To był niemal idealny weekend w wykonaniu Maxa Verstappena. Holender wygrał wszystkie sesje treningowe. Wprawdzie w kwalifikacjach został pokonany przez Daniela Ricciardo, ale nie przeszkodziło mu to w niedzielnym wyścigu. 21-latek objął prowadzenie zaraz po starcie i kontrolował przebieg rywalizacji na torze w Mexico City.
Dla kierowcy Red Bull Racing była to druga wygrana w tym sezonie. Jednak sukces Holendra został przyćmiony przez tytuł mistrzowski Lewisa Hamiltona. - Mam nadzieję, że w przyszłym roku będę bliżej walki o mistrzostwo. Tymczasem spieszę mu z gratulacjami. Myślę, że Lewis był najrówniej jeżdżącym kierowcą w tym sezonie i w pełni zasłużył na tytuł - stwierdził Verstappen.
Holender wie jak ważny dla losów Grand Prix Meksyku był pierwszy zakręt. W nim udało mu się uniknąć zamieszania i kolizji z innymi kierowcami. - Start był kluczowy. Każdy z czołówki chciał dojechać do pierwszego zakrętu na prowadzeniu. Mi się to udało. Lewis też nie chciał ryzykować, bo wiedział o co jedzie. Dzięki temu mogłem jechać swoje w dalszej fazie wyścigu - ocenił reprezentant Red Bulla.
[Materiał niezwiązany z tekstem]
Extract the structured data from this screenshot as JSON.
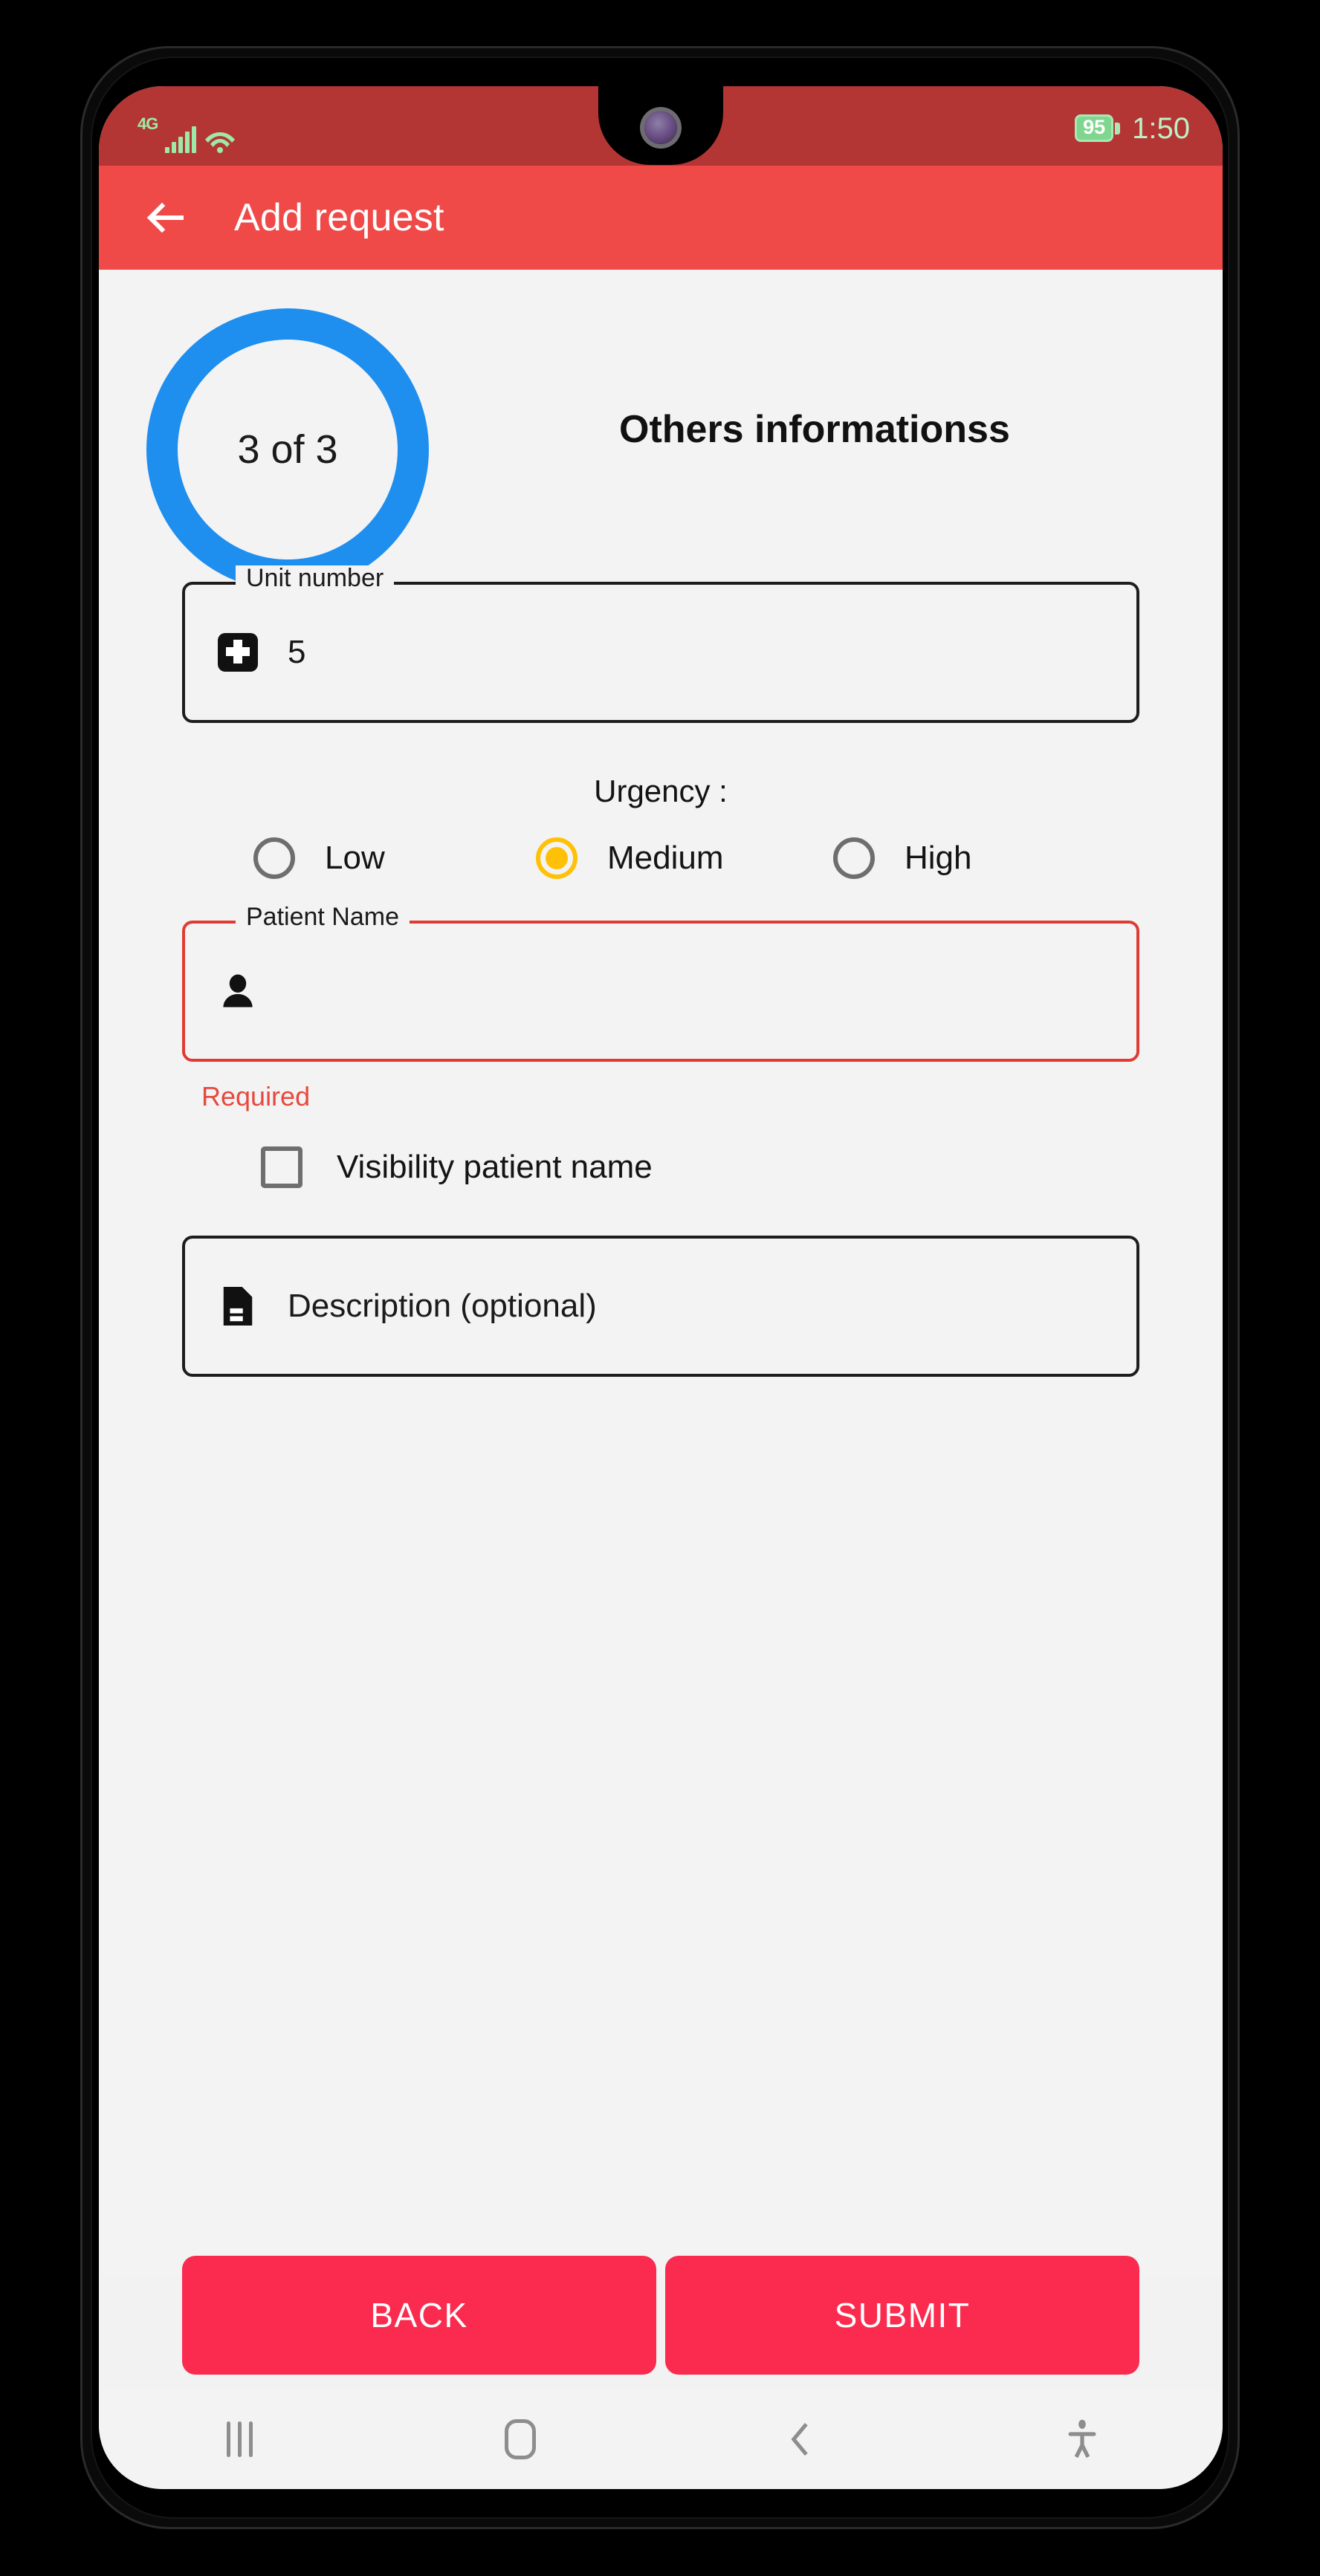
{
  "status_bar": {
    "network_label": "4G",
    "signal_icon": "signal-bars-icon",
    "wifi_icon": "wifi-icon",
    "battery_level": "95",
    "battery_icon": "battery-icon",
    "time": "1:50"
  },
  "app_bar": {
    "back_icon": "back-arrow-icon",
    "title": "Add request"
  },
  "step": {
    "progress_label": "3 of 3",
    "current": 3,
    "total": 3,
    "title": "Others informationss",
    "ring_color": "#1e8eef"
  },
  "form": {
    "unit_number": {
      "label": "Unit number",
      "value": "5",
      "icon": "medical-cross-icon"
    },
    "urgency": {
      "label": "Urgency :",
      "selected": "Medium",
      "selected_color": "#ffc107",
      "options": [
        {
          "label": "Low",
          "selected": false
        },
        {
          "label": "Medium",
          "selected": true
        },
        {
          "label": "High",
          "selected": false
        }
      ]
    },
    "patient_name": {
      "label": "Patient Name",
      "value": "",
      "icon": "person-icon",
      "error": "Required",
      "error_color": "#e8483e"
    },
    "visibility_patient_name": {
      "label": "Visibility patient name",
      "checked": false
    },
    "description": {
      "placeholder": "Description (optional)",
      "value": "",
      "icon": "document-icon"
    }
  },
  "actions": {
    "back_label": "BACK",
    "submit_label": "SUBMIT",
    "button_color": "#fb2b4f"
  },
  "nav_bar": {
    "recents_icon": "recents-icon",
    "home_icon": "home-icon",
    "back_icon": "nav-back-icon",
    "accessibility_icon": "accessibility-icon"
  },
  "theme": {
    "status_bar_color": "#b33634",
    "app_bar_color": "#ef4a48",
    "background_color": "#f3f3f3"
  }
}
Sprzymierzeńcem Verstappena był wysoko położony tor w Meksyku. Przerzedzone powietrze sprawiło, że silniki Mercedesa i Ferrari nie miały takiej mocy jak zwykle. - Nasza mechaniczna przyczepność była na niesamowitym poziomie. Dzięki temu mieliśmy przewagę, jeśli chodzi o siłę docisku. W końcówce chciałem się upewnić, że nic złego nie dzieje się z naszym silnikiem. Nasza przewaga była na tyle duża, że mogliśmy nieco skręcić jego obroty - zauważył kierowca.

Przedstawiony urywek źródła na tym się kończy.